In order to find the answer to this question I found a 24-page handbook on the museum’s policy on human remains. The handbook explains that there is an ongoing debate on the ethics of excavating, handling, holding, and displaying human remains that is influenced by many things including religious beliefs. The policy basically says that all remains have to be treated and displayed respectfully, they must not be displayed in the open but in an alcove, and the consent of a relative must be given to display them. It also explains that human remains can be extremely important to understand ideas like human evolution, diet, use of body parts, and so on.
I found this interesting as I thought back to the human remains we saw at the British Museum. We saw a body that was very old and preserved, which gave me the opportunity to witness with my own eyes the way this person lived. I got to see the injuries he sustained before death, as well as the clothing he was wearing. Seeing this gave me a better understanding of that time period. If I hadn’t been able to look at these remains, I still could have learned these things, but I wouldn’t have been able to interact with the body and notice things for myself, like what his fingernails looked like (not to get too gruesome).

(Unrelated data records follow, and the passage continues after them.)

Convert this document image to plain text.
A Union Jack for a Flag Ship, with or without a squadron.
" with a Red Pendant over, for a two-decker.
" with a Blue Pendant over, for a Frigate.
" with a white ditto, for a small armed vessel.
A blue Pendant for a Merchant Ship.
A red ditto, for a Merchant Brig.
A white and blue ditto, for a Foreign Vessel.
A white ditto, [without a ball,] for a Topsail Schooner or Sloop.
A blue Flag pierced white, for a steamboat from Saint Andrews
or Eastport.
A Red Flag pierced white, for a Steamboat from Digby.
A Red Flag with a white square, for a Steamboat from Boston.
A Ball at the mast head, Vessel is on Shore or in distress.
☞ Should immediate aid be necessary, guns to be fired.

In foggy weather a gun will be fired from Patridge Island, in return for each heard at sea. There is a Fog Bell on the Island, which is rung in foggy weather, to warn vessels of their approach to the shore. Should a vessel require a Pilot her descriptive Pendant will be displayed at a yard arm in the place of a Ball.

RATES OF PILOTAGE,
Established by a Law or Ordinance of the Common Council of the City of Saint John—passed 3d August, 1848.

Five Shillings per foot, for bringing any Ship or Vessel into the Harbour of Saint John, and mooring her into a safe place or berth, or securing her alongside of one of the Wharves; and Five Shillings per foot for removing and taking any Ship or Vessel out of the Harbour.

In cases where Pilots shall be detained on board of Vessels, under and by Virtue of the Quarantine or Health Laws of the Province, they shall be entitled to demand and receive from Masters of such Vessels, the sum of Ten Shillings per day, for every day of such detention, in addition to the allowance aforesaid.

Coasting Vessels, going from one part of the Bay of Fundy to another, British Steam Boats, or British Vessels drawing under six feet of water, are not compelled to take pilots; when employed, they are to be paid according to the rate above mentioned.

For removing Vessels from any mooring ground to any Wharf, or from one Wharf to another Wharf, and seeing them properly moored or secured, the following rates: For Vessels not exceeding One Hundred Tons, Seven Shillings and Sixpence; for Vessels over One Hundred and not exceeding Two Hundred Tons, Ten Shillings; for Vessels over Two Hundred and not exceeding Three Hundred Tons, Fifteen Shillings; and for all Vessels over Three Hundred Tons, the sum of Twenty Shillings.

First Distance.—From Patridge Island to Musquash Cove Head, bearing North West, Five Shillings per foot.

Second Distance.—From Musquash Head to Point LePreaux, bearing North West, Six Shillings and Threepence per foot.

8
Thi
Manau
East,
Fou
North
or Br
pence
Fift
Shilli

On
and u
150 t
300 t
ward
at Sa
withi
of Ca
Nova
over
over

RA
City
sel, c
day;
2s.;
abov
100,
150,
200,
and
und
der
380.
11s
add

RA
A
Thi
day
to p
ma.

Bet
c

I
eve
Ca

The handbook cited many sources for their references, but one caught my attention: Guidance for Best Practice for Treatment of Human Remains Excavated From Christian Burial Grounds in England. This 40-page document explained some very interesting ideas regarding Christian views on burial and dead bodies. I will just highlight a few:
- there is a standing committee representing the Church of England that is the advisory on human remains from Christian burial grounds in England
- in the Bible, Jesus shows little concern for the human body
- the use of the phrase “laid to rest” in the Bible suggests that burial is permanent and should not be disturbed
- caring for the dead shows a respect of life
- consecrated grounds mean that the bodies buried there are under the care of the church
I thought these points were interesting because although the human body has no real importance in the Christian afterlife, remains are still regarded with reverie. Also, the “laid to rest” point leads me to question whether or not any remains should be excavated according to Christianity. Personally, I think we need to lean towards using remains as a source of knowledge in exhibits like the Spitalfields Roman Woman, as long as they are respectfully treated.